Jaylan Hankins

Personal information
- Full name: Jaylan Ernest Hankins
- Date of birth: 17 November 2000 (age 25)
- Place of birth: Gibraltar
- Height: 1.86 m (6 ft 1 in)
- Position: Goalkeeper

Team information
- Current team: Lincoln Red Imps
- Number: 13

Youth career
- Lincoln Red Imps

Senior career*
- Years: Team / Apps / (Gls)
- 2015–2016: Red Imps / 13 / (0)
- 2016–2019: Lincoln Red Imps / 9 / (0)
- 2017: → Europa Point (loan) / 12 / (0)
- 2019–2020: Las Palmas C / 4 / (0)
- 2019–2020: Las Palmas Atlético / 0 / (0)
- 2020–2022: Córdoba / 0 / (0)
- 2020–2021: → Extremadura (loan) / 0 / (0)
- 2021–2022: Córdoba B / 8 / (0)
- 2022–: Lincoln Red Imps / 14 / (0)
- 2022–2024: → FCB Magpies (loan) / 18 / (0)
- 2025: → Europa (loan) / 6 / (0)

International career^{‡}
- Gibraltar U16
- 2015–2016: Gibraltar U17 / 5 / (0)
- 2017: Gibraltar U19 / 3 / (0)
- 2019–2022: Gibraltar U21 / 13 / (0)
- 2024–: Gibraltar / 9 / (0)

= Jaylan Hankins =

Gibraltarian footballer

Jaylan Ernest Hankins (born 17 November 2000) is a Gibraltarian footballer who plays as a goalkeeper for Lincoln Red Imps and the Gibraltar national team.

==Club career==
Hankins came through the youth ranks of Lincoln Red Imps and made his senior breakthrough for their Gibraltar Second Division farm team Red Imps in 2015. In January 2017 he was one of a number of young prospects that joined Gibraltar Premier Division strugglers Europa Point on loan for the remainder of the season, playing 12 times for them but was unable to prevent relegation.
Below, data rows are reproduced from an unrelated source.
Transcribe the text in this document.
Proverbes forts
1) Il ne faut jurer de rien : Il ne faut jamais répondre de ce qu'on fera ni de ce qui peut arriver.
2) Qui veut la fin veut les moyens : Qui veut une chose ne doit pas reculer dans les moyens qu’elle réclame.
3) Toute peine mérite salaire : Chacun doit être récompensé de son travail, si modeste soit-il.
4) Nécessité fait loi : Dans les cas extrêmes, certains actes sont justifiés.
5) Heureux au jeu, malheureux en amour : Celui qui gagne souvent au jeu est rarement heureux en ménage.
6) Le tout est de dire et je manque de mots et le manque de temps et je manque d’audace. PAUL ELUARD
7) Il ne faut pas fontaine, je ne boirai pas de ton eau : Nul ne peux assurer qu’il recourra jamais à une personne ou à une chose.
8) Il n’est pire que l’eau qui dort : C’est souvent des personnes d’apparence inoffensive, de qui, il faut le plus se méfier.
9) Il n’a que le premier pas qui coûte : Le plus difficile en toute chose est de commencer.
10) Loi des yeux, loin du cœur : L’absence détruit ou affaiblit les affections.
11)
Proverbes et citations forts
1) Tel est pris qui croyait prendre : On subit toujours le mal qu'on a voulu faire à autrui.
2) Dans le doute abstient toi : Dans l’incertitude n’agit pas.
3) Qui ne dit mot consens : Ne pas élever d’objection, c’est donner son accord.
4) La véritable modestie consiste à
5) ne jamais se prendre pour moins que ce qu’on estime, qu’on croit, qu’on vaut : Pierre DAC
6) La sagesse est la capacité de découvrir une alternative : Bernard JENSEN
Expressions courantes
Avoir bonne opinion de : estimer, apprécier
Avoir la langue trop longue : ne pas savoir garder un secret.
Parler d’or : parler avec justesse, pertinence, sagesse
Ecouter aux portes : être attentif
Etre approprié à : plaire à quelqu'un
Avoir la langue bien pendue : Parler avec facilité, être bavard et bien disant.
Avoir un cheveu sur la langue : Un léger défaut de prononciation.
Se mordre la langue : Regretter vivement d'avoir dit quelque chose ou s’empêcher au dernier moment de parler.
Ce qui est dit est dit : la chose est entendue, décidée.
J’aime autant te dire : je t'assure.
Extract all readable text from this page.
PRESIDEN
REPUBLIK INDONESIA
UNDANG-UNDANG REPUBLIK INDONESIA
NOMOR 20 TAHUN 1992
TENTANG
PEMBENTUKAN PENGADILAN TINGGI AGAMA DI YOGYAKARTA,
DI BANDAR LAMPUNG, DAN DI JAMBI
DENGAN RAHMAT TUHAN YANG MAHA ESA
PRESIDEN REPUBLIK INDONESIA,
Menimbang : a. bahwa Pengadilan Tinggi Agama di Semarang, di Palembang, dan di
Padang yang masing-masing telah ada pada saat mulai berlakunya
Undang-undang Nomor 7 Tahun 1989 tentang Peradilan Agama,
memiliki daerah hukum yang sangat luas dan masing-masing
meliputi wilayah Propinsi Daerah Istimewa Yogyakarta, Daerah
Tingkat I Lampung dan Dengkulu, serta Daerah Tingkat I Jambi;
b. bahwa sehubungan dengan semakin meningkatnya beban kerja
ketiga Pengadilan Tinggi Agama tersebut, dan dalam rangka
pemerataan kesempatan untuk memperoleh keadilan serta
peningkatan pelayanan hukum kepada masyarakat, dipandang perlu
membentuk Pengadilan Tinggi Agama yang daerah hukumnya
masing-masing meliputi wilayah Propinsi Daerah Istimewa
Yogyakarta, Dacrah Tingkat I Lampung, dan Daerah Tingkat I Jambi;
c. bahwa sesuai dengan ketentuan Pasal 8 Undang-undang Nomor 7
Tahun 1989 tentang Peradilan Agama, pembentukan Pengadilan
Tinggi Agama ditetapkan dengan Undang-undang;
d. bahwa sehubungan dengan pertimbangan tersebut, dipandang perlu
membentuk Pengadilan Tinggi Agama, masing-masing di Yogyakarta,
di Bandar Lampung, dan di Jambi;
However, his performances impressed his parent club, and he began to make infrequent appearances for Lincoln over the next two seasons before moving to the Canary Islands to play for UD Las Palmas. Despite only playing 4 games for their C team, he became a regular on the bench for their B team, albeit not making an appearance. Despite renewing his contract in April 2020, he attracted the attention of Córdoba who signed him that summer, subsequently loaning him to financially troubled Extremadura for the 2020–21 season. However, he did not play for the club and returned to Córdoba at the end of the season to play for their B team.

Despite agreeing a new contract in June 2022, he returned to Gibraltar later that summer and re-joined Lincoln Red Imps, who subsequently loaned him out to FCB Magpies. There, he won his first piece of silverware against his parent side as Magpies secured the 2022–23 Rock Cup. His loan was extended for a further season and he featured in Magpies' maiden Europa Conference League campaign against Dundalk, notably keeping a clean sheet in the first leg. However, a serious injury would rule him out of the majority of the season, only returning to action on 12 April 2024 in a 2–2 draw with Europa Point. After struggling to break into the first team upon his return to Lincoln, he joined Europa on loan in January 2025.

==International career==
After playing through every international age group, Hankins made his debut for Gibraltar on 3 June 2024 in a friendly against Scotland. He kept his first clean sheet for them in the following match when they drew 0–0 with Wales on 6 June 2024.